Trump Organization Case Heads to Trial
The New York Supreme Court has a set late October trial date after denying a request by the Trump Organization to dismiss a criminal indictment alleging tax fraud by former President Donald Trump’s real estate company and its former chief financial officer.
Justice Juan Merchan set jury selection for Oct. 24 after state prosecutors alleged the New York-based Trump Organization and its longtime CFO, Allen Weisselberg, conspired to avoid paying taxes by diverting portions of some executives’ compensation to perks such as cars, apartments and cash payments. Defendants have denied the charges.
The former president was not charged in the case, though the Trump Organization sought to have the indictment dismissed on grounds that it was politically motivated and did not belong in a state court since it involved federal tax allegations. The judge did dismiss one count of tax fraud after prosecutors agreed the alleged conduct happened too long ago to be included in the current case.
The tax-fraud case was spun off from a larger ongoing probe by the Manhattan District Attorney’s Office regarding the Trump Organization’s alleged misrepresentation of its assets to tax authorities, banks and insurers. Trump and his company have denied wrongdoing there as well.
The former president last week invoked his Fifth Amendment right to refuse to answer questions in a separate investigation by the New York Attorney General’s Office regarding Trump Organization business practices. Earlier this month, the FBI raided Trump’s Mar-a-Lago compound in Florida as part of a federal probe into classified documents allegedly taken from the White House to the residential property.

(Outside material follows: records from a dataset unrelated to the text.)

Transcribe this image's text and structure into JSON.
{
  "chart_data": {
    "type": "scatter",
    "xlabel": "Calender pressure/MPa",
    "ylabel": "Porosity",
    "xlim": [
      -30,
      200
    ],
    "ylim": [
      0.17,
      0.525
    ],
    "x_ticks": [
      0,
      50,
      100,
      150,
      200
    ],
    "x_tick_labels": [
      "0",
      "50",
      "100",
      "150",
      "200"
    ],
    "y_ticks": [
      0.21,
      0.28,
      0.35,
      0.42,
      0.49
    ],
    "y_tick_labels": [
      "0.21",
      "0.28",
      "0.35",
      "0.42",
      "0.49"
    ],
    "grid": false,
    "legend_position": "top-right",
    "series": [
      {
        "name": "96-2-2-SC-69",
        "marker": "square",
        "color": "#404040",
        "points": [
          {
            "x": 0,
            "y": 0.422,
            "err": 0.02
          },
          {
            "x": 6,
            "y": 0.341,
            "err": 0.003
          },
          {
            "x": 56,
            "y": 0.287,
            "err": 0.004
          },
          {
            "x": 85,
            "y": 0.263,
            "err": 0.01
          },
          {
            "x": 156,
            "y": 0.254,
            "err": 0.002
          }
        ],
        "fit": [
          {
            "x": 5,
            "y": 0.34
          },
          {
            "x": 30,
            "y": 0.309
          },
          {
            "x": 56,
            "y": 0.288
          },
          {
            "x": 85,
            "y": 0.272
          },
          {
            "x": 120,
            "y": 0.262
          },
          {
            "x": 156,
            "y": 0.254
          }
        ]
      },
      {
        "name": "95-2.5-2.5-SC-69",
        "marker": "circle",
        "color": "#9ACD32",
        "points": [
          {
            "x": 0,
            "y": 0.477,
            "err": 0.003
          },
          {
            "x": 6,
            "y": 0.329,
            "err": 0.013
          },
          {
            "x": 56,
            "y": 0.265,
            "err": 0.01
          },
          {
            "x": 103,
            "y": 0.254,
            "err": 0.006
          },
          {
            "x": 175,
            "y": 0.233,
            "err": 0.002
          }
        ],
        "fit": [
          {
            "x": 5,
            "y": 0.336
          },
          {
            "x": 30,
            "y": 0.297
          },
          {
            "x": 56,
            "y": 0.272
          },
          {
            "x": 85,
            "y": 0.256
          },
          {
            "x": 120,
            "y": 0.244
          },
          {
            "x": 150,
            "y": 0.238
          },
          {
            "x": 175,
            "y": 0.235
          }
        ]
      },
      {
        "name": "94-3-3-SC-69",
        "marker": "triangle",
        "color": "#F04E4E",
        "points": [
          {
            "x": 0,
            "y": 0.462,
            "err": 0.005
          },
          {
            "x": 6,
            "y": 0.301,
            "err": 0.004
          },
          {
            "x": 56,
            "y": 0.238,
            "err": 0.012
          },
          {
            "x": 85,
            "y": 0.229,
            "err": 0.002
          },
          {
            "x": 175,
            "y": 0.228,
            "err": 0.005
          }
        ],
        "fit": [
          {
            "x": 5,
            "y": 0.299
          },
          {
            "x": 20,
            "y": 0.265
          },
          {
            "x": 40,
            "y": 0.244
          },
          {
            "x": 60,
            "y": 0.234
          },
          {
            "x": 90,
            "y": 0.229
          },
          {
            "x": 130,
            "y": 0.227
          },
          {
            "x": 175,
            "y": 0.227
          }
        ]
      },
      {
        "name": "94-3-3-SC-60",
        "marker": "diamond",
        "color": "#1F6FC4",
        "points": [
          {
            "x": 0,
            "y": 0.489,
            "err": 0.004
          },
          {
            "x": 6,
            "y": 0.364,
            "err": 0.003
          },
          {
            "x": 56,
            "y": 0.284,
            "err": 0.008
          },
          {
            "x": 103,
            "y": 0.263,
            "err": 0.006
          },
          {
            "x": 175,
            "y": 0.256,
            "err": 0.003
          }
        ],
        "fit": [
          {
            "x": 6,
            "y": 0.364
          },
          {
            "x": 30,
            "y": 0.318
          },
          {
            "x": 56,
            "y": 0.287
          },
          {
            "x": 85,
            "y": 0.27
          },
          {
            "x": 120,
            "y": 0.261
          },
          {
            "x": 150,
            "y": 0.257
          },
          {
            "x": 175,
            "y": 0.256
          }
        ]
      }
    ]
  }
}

Mortgage Applications Decline
Mortgage applications declined 2.3% from the prior week for the period that ended Aug. 12 and hit a two-decade low, the Mortgage Bankers Association reported Wednesday.
The group said the weekly gauge of application volume, which does not specify application quantities or dollar volumes, showed refinancing applications rising 5% from the previous week but dropping 82% from the comparable week of 2021. Purchase applications declined 2% from the prior week and were down 18% from the year-earlier period, as overall application activity hit its lowest level since 2000.
“Home purchase applications continued to be held down by rapidly drying up demand, as high mortgage rates, challenging affordability and a gloomier outlook of the economy kept buyers on the sidelines,” Joel Kan, the group’s associate vice president of economic and industry forecasting, said in a statement.
Applications were down even as interest rates for 30-year, fixed-rate mortgages averaged 5.45%, down from 5.47% in the prior week, the group reported. The average fixed rate for 15-year loans was 4.87%, up from 4.74% in the prior week. Most current loan rates remain well above year-ago levels.